The Israeli-Palestinian media war inverts itself
Both sides tried aimed to gain Western sympathy for their plight during the 2021 uprising. Now they want to project strength.
Gaza has broken out of containment. Palestinian guerrillas from Gaza, led by Hamas, stormed Israel proper in a coordinated military assault last night. They have captured police stations, military equipment, and Israeli prisoners. The guerrillas have reportedly shot Israeli civilians in the street, and Israel has leveled a Palestinian apartment building with bombs in retaliation.
The level of fighting is unprecedented. Hamas has flipped the script. The few conventional wars between Israel and Gaza have involved Israeli attacks on Gazan soil. Now a Palestinian army from Gaza is fighting a conventional war on Israeli territory. Hamas launched its attack on the 50th anniversary of the 1973 war, when Egypt and Syria similarly took Israel by surprise and inflicted heavy conventional military losses.
For the past several decades, the Israeli-Palestinian conflict had been a slow-burning, media-heavy struggle between the Israeli state and stateless Palestinian people. Both sides tried to win sympathy and bolster their political position during short violent explosions. As former White House official Steve Simon wrote a few days ago, Palestinian violence had been “expressive” while Israeli violence had been a matter of “conflict management.” Now it is a real clash between armies.
So, too, has the media strategy changed. In the past, both sides have tried to magnify their own victimhood and downplay the suffering of enemy civilians. Today, Hamas seems eager to broadcast its ability to invade Israeli towns, kill Israelis, and take Israeli hostages. (It’s worth noting that turning prisoners into a “public curiosity” is itself a war crime under the Geneva Conventions.) Meanwhile, images of Palestinian suffering were slower to emerge from Gaza, despite the massive reported death toll of Israeli retaliation.
This media strategy is not aimed at winning Western sympathy for the Palestinian cause, like the 2021 uprising aimed to do. It is much more like old-fashioned wartime propaganda, meant to rally the troops and demoralize the enemy. Hamas wants to be the conquering army in control of the situation, and it wants the enemy to feel like helpless victims.
The image of an omnipotent Israeli intelligence apparatus has been shattered. Israel failed to discover Hamas’ sophisticated preparations before it was too late. And the high-tech Israeli border fence around Gaza has been breached. Just a week ago, Palestinian protesters were having their ankles shot while protesting outside the fence. Now Palestinians are filming themselves dancing on top of capturing military equipment and joyriding around Israeli towns that they never would been able to set foot in.

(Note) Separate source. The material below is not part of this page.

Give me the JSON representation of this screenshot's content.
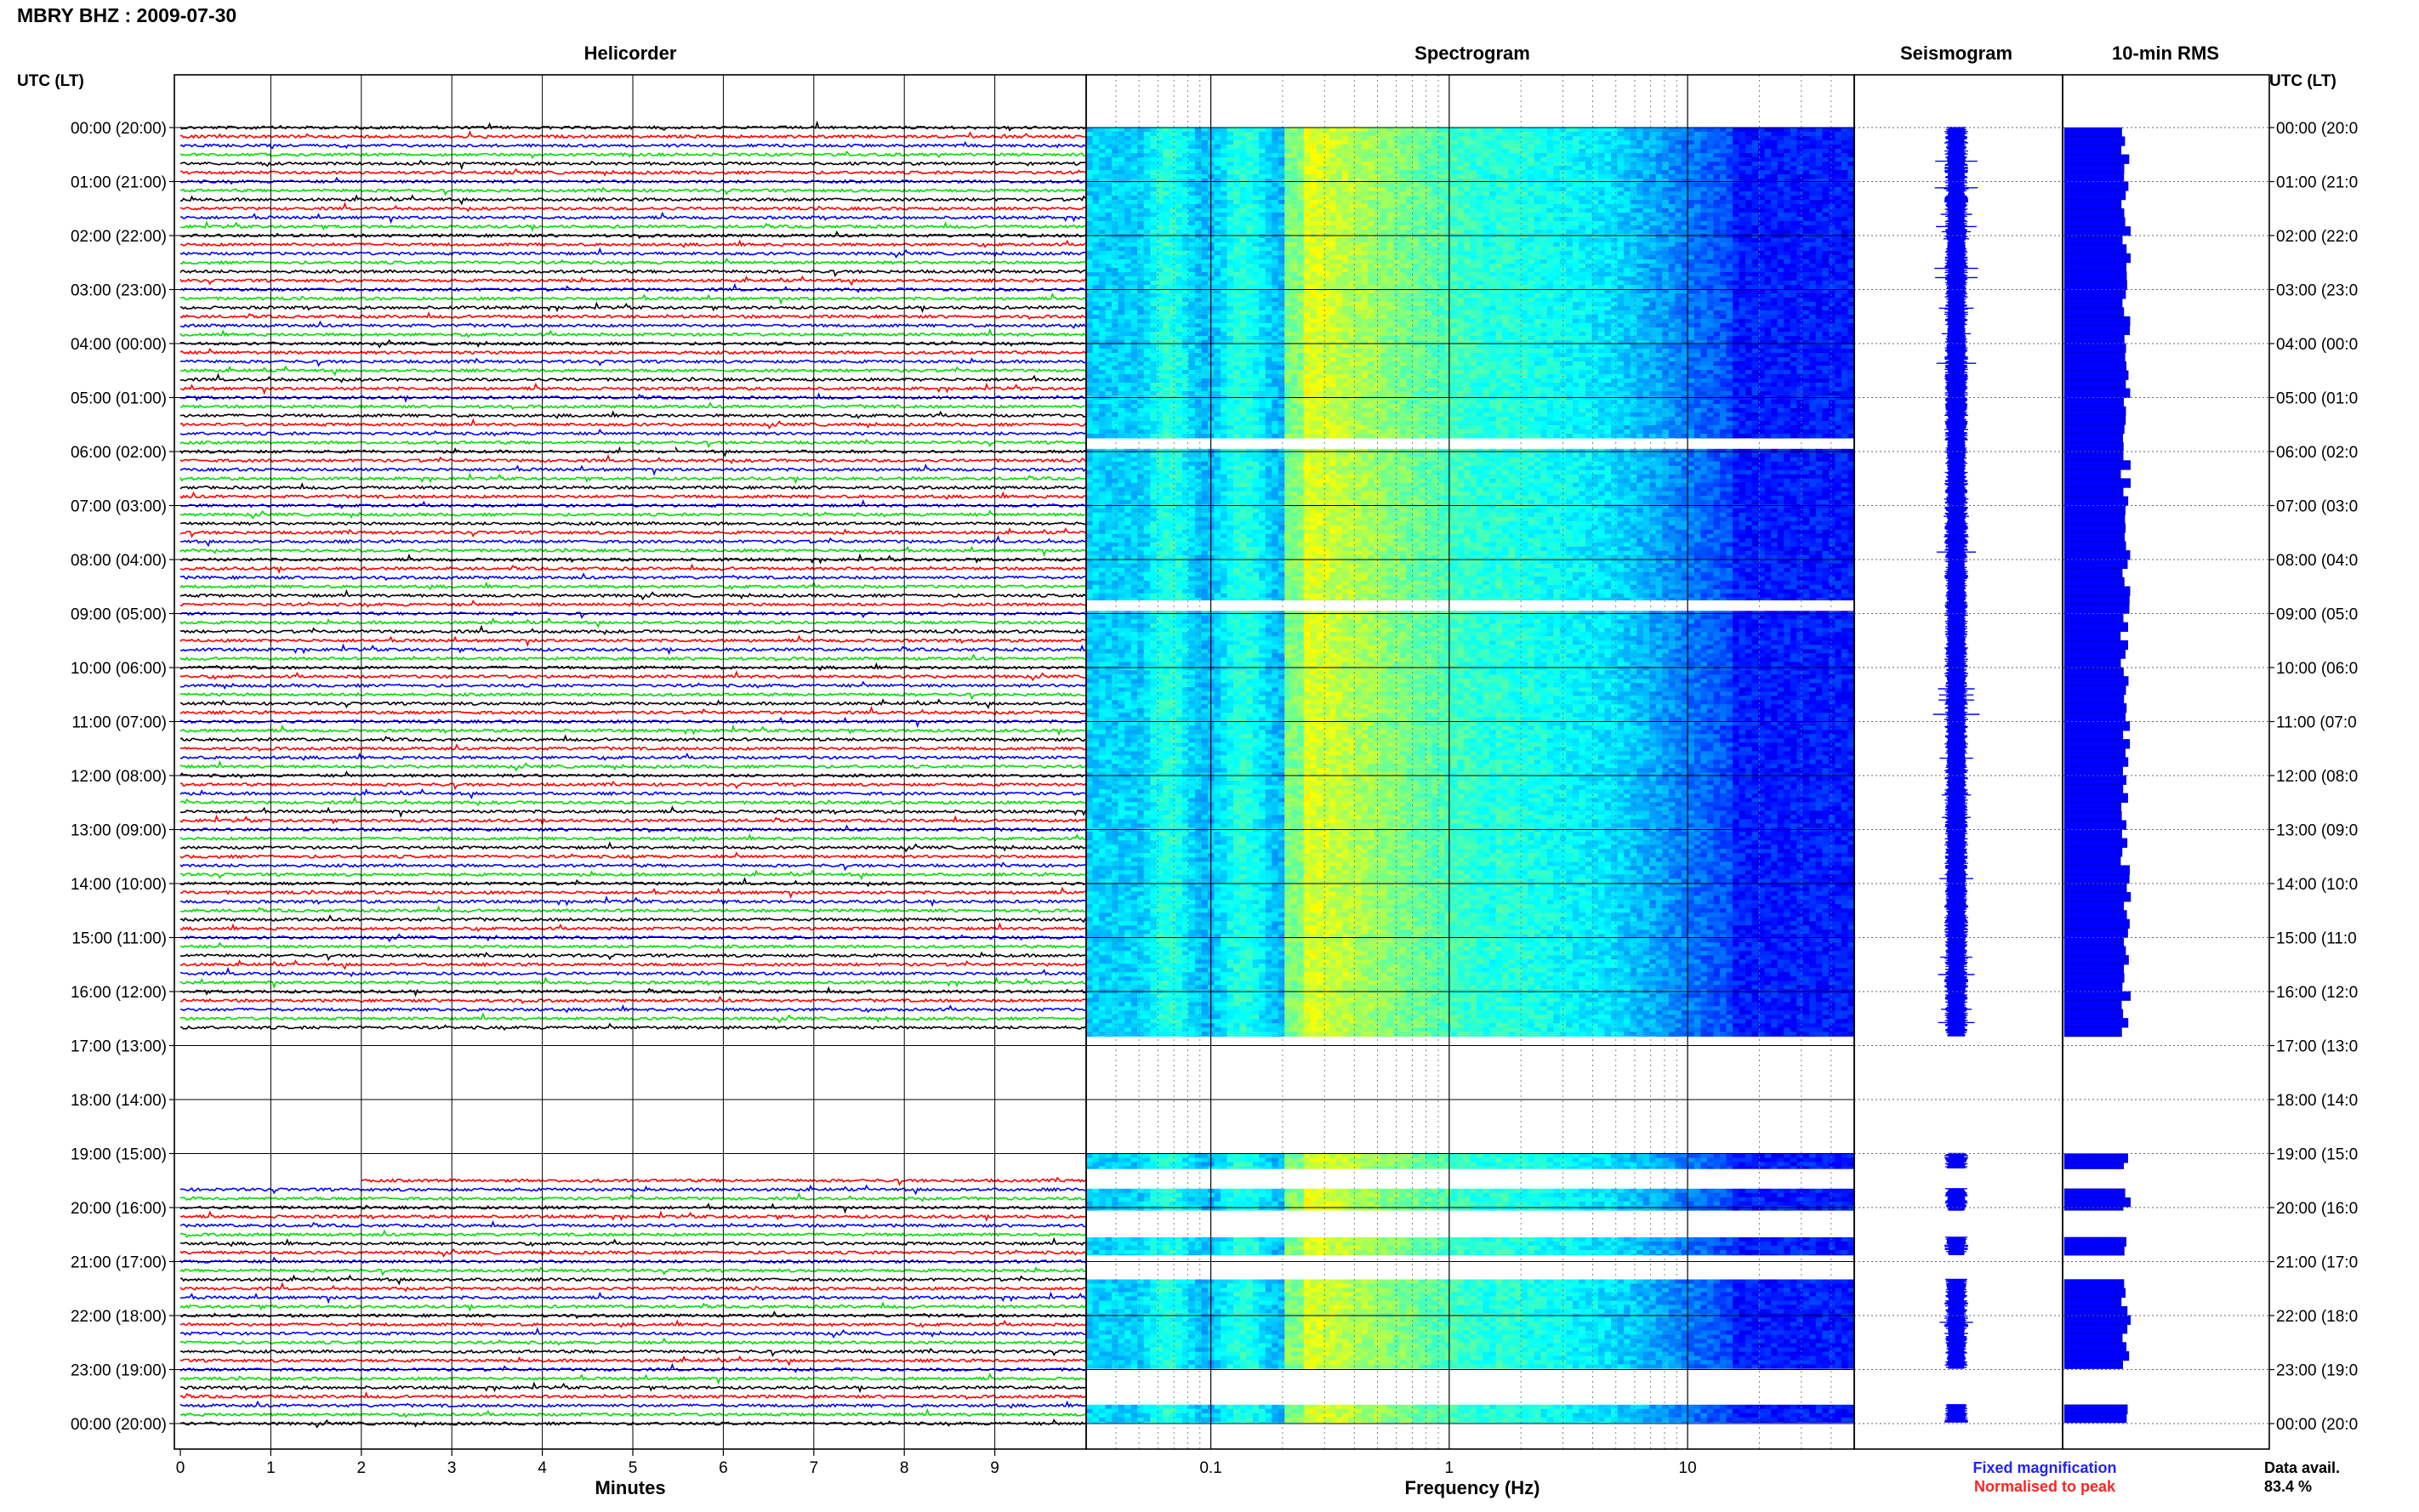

The propaganda is probably aimed at Hamas’ rivals as well. The Palestinian Authority in the West Bank is collapsing, and several factions are gearing up for a civil war to take its place. New guerrilla groups such as the Lion’s Den have captured a lot of public support. The latest war is probably meant to show that, although the Lion’s Den can carry out small-time raids, Hamas is the only real Palestinian army.
While Palestinian atrocities may rouse the Israeli public to anger — and rally Israel’s backers abroad — Hamas is betting that it can come out on top of the next stage of the war. In fact, more Israeli anger may bring Hamas some military advantages, since it forces Israel to retaliate on Hamas’ timeline and Hamas’ terms.
If the 1973 war is the model, then Israel’s shock will also serve Hamas at the negotiating table. Between 1967 and 1973, the Israeli leadership thought it could hold onto Egyptian and Syrian territory by force while putting off negotiations indefinitely. The Arab states demonstrated that the conflict had a cost for Israelis — and most importantly, that the cost would not be manageable or predictable.
The Israeli-Palestinian conflict has been manageable and predictable for Israel over the past few years. Israeli leaders talk about “shrinking the conflict” if they’re being nice about it, or “mowing the lawn” if they’re not. Random Palestinian shooting and rocket attacks show Israelis that Palestinians are a malicious but easily-contained enemy. Israeli raids on the West Bank and Gaza are out of sight, out of mind.
The 2021 uprising had gained more Western public support for the Palestinian cause, but that did not fundamentally change Israel’s calculus or improve the situation in the West Bank and Gaza. (In fact, Israelis elected a more nationalistic government afterwards.) Hamas has decided instead to show Gaza to be a source of urgent danger. The strategy is now to look as ugly and frightening as possible.
Hamas’ endgame in this war is unclear, and probably will not be clear for at least several days. But the taking of prisoners suggests that Hamas wants leverage for some kind of deal at the end of the war. Whether this gamble pays off or not, the people who pay the greatest price will be innocent Palestinians and Israelis. We can only hope these dynamics play out over days rather than months, and that the violence is resolved quickly.